219. Contains Duplicate II - Why solution using binary search works on unsorted array?

Question

Problem: Given an array of integers and an integer k, find out whether there are two distinct indices i and j in the array such that nums[i] = nums[j] and the absolute difference between i and j is at most k.

Example 1:

Input: nums = [1,2,3,1], k = 3 Output: true

I solved it using HashSet(java).

But when I was going through some of the submitted solution below one caught my attention:

 public boolean containsNearbyDuplicate(int[] nums, int k) 
    {
        int len = nums.length;
        
        for(int i=0; i<len; i++) 
        {
            int j = Arrays.binarySearch(nums, nums[i]);// Y this works as array is not sorted.

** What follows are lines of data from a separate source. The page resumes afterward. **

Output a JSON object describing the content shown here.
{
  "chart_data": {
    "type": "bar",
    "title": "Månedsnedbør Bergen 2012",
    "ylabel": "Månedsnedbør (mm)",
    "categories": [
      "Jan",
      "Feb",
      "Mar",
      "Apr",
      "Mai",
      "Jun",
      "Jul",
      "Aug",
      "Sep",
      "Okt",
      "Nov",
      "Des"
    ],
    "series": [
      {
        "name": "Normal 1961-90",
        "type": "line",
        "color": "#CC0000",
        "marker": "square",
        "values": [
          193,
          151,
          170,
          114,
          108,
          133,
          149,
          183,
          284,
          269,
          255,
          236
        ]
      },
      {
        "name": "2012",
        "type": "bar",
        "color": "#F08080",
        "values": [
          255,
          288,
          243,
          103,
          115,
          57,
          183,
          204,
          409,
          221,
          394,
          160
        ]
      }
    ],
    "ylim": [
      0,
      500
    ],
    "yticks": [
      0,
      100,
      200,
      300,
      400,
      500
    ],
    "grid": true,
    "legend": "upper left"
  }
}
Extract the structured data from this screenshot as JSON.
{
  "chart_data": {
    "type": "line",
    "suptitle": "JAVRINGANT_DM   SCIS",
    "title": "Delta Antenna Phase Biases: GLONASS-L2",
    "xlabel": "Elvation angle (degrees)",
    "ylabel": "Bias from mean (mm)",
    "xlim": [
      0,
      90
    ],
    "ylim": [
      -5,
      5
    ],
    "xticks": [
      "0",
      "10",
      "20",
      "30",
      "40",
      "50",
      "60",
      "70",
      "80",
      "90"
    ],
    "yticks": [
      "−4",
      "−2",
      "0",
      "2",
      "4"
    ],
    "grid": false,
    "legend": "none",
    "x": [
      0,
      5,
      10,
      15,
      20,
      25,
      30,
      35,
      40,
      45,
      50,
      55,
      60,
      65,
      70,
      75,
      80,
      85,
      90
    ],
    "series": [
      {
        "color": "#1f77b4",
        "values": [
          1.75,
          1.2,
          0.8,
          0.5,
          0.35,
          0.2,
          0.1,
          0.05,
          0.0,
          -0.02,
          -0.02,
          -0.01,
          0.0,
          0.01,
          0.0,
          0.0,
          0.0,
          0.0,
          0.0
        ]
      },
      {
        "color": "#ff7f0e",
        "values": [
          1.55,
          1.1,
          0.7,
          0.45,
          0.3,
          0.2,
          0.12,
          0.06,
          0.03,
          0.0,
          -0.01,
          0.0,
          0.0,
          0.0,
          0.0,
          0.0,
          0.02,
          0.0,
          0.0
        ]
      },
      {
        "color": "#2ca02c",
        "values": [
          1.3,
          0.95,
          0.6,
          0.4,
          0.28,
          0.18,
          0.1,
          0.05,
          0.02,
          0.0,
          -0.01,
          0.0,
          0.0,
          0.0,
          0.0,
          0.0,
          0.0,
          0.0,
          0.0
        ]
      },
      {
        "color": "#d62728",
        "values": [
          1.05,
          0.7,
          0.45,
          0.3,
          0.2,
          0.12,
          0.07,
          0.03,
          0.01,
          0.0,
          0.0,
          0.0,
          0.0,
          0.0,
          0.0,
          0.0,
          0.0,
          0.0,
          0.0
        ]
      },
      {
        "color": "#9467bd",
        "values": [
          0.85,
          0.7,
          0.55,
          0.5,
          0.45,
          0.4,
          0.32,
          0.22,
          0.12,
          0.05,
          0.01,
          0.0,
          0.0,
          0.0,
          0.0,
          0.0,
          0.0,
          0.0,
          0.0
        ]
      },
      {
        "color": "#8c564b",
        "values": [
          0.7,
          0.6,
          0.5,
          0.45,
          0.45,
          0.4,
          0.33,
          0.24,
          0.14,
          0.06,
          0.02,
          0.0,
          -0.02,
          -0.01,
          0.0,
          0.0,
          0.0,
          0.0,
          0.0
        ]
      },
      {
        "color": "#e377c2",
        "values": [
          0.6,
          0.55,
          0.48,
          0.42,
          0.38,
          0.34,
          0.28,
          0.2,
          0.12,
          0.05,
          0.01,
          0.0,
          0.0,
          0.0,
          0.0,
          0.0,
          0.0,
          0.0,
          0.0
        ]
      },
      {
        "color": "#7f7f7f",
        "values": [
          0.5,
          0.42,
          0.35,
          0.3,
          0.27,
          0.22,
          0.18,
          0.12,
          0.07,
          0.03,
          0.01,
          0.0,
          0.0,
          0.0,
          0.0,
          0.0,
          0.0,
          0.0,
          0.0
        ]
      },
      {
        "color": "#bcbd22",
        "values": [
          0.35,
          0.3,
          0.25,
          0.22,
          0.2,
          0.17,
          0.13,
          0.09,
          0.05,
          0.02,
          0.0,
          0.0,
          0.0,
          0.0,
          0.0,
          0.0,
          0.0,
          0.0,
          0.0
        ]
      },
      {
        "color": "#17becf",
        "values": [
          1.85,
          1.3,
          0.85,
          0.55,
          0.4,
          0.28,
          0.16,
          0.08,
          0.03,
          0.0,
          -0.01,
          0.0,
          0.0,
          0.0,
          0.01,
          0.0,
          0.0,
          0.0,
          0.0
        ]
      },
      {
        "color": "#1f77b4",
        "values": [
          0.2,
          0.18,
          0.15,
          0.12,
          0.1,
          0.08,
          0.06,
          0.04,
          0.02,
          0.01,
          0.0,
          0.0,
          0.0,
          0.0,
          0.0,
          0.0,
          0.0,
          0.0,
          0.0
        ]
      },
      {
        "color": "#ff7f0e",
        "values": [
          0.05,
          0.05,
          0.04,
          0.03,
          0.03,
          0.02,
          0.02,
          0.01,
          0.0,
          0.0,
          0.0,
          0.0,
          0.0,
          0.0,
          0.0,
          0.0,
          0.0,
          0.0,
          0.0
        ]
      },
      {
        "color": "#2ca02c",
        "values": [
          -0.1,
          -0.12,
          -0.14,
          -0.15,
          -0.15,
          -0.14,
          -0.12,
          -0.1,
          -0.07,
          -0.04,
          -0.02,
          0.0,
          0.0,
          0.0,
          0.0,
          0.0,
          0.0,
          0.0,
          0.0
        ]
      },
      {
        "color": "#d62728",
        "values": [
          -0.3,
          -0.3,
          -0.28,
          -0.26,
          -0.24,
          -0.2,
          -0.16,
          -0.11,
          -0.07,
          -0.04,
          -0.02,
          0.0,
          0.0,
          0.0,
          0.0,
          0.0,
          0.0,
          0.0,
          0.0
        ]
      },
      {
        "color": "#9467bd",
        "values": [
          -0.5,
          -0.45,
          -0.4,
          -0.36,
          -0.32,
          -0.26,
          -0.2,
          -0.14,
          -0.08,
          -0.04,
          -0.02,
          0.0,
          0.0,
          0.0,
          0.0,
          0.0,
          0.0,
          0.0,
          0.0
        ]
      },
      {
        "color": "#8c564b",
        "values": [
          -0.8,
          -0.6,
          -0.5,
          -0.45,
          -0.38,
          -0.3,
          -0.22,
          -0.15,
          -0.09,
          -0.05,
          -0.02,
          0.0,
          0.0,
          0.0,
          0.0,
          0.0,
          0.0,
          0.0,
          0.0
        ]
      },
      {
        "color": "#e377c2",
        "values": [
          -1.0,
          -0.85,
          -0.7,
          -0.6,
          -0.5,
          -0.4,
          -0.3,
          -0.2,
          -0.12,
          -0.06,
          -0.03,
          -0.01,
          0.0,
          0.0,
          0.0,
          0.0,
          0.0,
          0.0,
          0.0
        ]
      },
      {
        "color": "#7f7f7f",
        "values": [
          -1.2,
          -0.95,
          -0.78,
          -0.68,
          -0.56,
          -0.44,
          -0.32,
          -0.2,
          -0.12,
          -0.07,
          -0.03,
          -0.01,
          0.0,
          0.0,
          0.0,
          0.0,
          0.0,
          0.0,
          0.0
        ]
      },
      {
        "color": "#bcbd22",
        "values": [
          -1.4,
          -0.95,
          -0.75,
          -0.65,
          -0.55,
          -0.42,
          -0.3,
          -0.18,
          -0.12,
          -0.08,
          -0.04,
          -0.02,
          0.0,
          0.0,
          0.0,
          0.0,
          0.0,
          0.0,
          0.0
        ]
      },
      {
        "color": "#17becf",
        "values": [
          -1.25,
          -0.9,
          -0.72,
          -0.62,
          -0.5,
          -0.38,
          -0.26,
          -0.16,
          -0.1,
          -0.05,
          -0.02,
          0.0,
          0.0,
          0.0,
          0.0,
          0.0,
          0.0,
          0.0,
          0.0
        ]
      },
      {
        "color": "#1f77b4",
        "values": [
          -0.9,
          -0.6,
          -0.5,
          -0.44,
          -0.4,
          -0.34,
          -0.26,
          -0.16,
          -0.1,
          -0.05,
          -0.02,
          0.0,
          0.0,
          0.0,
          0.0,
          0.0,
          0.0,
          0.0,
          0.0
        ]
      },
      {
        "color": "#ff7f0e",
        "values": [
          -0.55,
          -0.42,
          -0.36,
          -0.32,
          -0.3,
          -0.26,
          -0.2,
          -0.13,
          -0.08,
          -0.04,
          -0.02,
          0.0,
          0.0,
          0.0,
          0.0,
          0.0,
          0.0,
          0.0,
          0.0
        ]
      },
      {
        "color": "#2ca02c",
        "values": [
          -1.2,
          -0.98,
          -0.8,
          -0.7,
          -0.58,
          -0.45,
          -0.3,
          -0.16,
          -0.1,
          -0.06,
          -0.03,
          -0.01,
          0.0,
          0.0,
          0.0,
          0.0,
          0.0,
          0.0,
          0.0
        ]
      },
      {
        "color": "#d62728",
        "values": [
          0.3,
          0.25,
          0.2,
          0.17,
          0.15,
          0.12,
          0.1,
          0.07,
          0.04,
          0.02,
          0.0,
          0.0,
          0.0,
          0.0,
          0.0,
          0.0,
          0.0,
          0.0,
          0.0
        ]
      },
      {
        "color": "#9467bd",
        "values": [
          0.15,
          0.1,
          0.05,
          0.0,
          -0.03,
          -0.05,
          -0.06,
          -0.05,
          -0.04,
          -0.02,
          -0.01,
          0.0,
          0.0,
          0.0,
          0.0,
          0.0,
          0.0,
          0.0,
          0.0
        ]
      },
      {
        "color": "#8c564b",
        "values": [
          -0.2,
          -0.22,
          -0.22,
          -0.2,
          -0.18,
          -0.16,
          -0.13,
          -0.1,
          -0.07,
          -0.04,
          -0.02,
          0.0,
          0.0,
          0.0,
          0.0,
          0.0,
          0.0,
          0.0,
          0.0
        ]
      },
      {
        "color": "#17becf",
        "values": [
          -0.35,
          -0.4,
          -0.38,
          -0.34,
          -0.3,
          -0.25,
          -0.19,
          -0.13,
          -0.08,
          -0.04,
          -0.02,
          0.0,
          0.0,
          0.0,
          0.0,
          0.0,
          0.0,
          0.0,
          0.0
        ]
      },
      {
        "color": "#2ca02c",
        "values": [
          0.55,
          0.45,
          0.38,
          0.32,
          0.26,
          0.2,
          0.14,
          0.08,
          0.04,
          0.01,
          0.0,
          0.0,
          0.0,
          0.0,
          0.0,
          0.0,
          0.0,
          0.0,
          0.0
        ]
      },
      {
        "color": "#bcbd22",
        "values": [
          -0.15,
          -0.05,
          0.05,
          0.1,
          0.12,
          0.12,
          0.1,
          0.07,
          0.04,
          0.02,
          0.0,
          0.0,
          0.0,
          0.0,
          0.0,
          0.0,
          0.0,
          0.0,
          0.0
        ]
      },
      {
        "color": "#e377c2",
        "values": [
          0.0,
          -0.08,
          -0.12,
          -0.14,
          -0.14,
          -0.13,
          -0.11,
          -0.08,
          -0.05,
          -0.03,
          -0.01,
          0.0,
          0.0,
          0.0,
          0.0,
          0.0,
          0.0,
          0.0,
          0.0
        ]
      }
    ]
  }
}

Copied sol from submitted solution
            if(i != j && Math.abs(i-j) <= k) 
            {
                return true;
            }
        }
        
        return false;
    }

1. Input array isn't sorted then also why this code works and it's accepted solution.
2. Also how to approach it if the problem was difference to be at least instead of at most?

Answer 1

You have doubts about the correctness of this solution, and right you are. It is not a sound algorithm. If it passes the test cases, then that just means the tests are not thorough enough.

Here is a counter example:

[9, 9, 1, 2, 3]
1

The code will return false, while it should return true.

It is quite obvious that if a binary search is performed in order to find a 9, it will not be found, since it will look in the second half of the array.